Dengan demikian, seluruh produk legislasi tidak bisa lagi dibatalkan oleh Mahkamah Konstitusi (MK) seperti selama ini.
“MPR bukan saja sebagai lembaga yang bertugas melantik Presiden RI, mengamandemen UUD 1945, dan memakzulkan Presiden RI, tapi juga mengkaji dan sosialiasi Pancasila, UUD 1945, NKRI dan Bhinneka Tunggal Ika,” ujar Hidayat dalam acara dialog kenegaraan bertema Urgensi Pembentukan Lembaga Pengkajian MPR RI di Gedung MPR, Kamis (12/2/2015).

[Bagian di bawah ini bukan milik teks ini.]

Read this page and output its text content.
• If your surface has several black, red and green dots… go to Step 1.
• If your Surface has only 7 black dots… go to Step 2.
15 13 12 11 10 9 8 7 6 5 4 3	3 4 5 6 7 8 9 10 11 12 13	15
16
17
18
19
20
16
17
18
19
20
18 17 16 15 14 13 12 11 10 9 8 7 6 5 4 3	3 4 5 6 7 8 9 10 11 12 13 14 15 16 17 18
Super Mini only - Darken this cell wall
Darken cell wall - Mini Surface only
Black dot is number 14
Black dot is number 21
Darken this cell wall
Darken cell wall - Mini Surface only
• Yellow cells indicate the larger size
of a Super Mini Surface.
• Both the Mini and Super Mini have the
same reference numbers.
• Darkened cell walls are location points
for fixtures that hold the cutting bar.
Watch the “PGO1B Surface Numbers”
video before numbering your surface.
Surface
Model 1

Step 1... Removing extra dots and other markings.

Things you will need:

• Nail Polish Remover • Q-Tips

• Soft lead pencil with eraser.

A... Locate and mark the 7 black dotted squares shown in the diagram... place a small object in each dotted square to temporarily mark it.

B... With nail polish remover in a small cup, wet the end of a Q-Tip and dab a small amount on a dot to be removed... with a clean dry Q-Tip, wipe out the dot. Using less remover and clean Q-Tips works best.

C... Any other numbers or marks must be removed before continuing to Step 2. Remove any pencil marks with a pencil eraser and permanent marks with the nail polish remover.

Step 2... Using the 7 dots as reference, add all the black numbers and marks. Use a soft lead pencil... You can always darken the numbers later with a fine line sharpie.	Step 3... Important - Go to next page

Pembicara lain adalah politisi PKB Lukman Edy.
Anggota LPK nantinya beranggotakan maksimal 60 orang termasuk 20 tokoh masyarakat yang terlibat amandemen UUD 1945 pada tahap pertama sampai keempat.
Menurut politisi PKS itu, lembaga tersebut harus segera direalisasikan karena banyak masalah di tengah masyarakat yang harus segera diselesaikan.
“LPK ini juga bertugas memberikan masukan, usulan, evaluasi terkait sistem ketatanegaraan dan mengkaji serta merumuskan pemasyarakatan Pancasila, UUD NRI 1945, Bhinneka Tunggal Ika dan NKRI,” ujarnya.
Menurut Lukman Edy, terbentuknya LPK karena tuntutan amandemen UUD Negara RI 1945 di tengah tumpang-tindihnya perundang-undangan.
Namun demikian Lukman mengakui bahwa tidak semua fraksi mendukung amandemen itu sendiri.
Terkait MK yang bisa membatalkan UU dan lain-lain, Lukman mengatakan perlu amendemen bahwa penafsir konstitusi itu bukan saja MK, sehingga MK tidak bisa memenuhi asas representasi sebagai penafsir tunggal.
“Jadi, MK tak bisa menjadi penafsir tunggal konstitusi,” tutur Wakil Ketua Komisi II DPR itu.